Engineering companies do not agree with stock market bets on a recovery of the industry in six to eight months.
Capital goods stocks rallied nearly 16 per cent since January on purchases by foreign institutional investors and in anticipation of a change of government at the Centre.
The benchmark Sensex rose 4.37 per cent over the same period.
Yet capital goods companies say the situation is the same as last year and there are no big investments or orders.
"It is too early to celebrate," said M S Unnikrishnan, managing director of Thermax, an energy and environment engineering company.
He pointed out that no major investments had taken place in the last two years.
He is hopeful the investment cycle will turn by November but a revival will be seen only in 2015-2016.

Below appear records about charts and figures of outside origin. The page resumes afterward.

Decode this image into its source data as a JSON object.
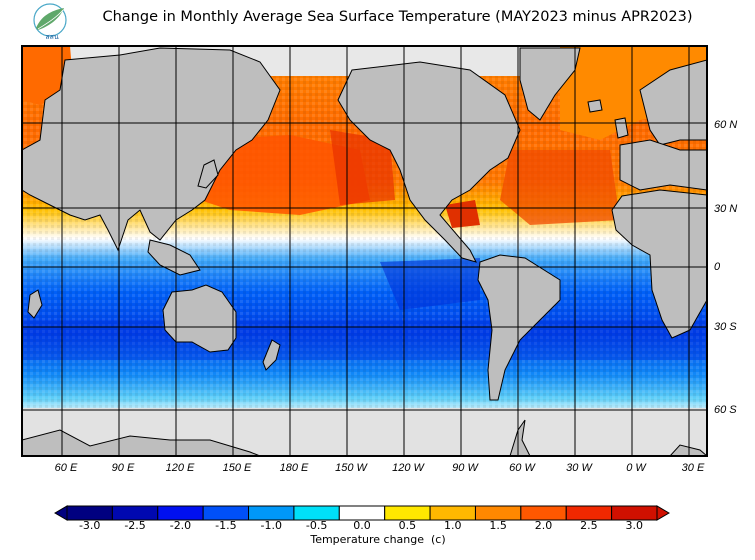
{
  "header": {
    "title": "Change in Monthly Average Sea Surface Temperature (MAY2023 minus APR2023)",
    "logo_text": "สสน"
  },
  "map": {
    "projection": "equirectangular",
    "lon_labels": [
      "60 E",
      "90 E",
      "120 E",
      "150 E",
      "180 E",
      "150 W",
      "120 W",
      "90 W",
      "60 W",
      "30 W",
      "0 W",
      "30 E"
    ],
    "lat_labels": [
      "60 N",
      "30 N",
      "0",
      "30 S",
      "60 S"
    ],
    "colors": {
      "land": "#bebebe",
      "no_data": "#e2e2e2",
      "border": "#000000",
      "grid": "#000000"
    }
  },
  "colorbar": {
    "title": "Temperature change  (c)",
    "tick_labels": [
      "-3.0",
      "-2.5",
      "-2.0",
      "-1.5",
      "-1.0",
      "-0.5",
      "0.0",
      "0.5",
      "1.0",
      "1.5",
      "2.0",
      "2.5",
      "3.0"
    ],
    "colors": [
      "#000080",
      "#0008b0",
      "#0010f0",
      "#0050f8",
      "#0098f8",
      "#00e0f8",
      "#ffffff",
      "#ffe800",
      "#ffb800",
      "#ff8800",
      "#ff5800",
      "#f02800",
      "#d01000"
    ],
    "under_color": "#000080",
    "over_color": "#d01000"
  }
}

"There are opportunities from both central and state power distribution companies.
"The central sector has more high-technology opportunities.
"Unfortunately, power generation and industry face negative growth. These two segments are, for the moment, in a wait-and-watch mode," said Rathin Basu, managing director of power transmission company Alstom T&D
The Indian arm of Swiss-Swedish engineering major ABB, too, sees no green shoots of revival.
“Power generation projects are struggling despite five-year plan targets.
The transmission segment is doing marginally better.
"Any growth in the second half of the year will most likely revolve around renewable energy,” said Subir Pal, head of marketing and strategy at power and automation company ABB India Limited.
ABB is looking to tide over the rough patch with orders that can be executed within a year.
The stock market’s optimism about the capital goods sector is influenced by low valuations.
Industry heavyweights like Bharat Heavy Electricals Ltd and Larsen & Toubro were trading at historical lows, which led to some buying. Also, long-term investors like pension funds have began to accumulate capital goods stocks, market analysts pointed out.
“The pace of order finalisation got traction in February 2014, led by big orders in ports and power generation,” said Satyam Agarwal of Motilal Oswal Securities, a brokerage.
The revival is visible only among public sector undertakings as private companies face a funds crunch.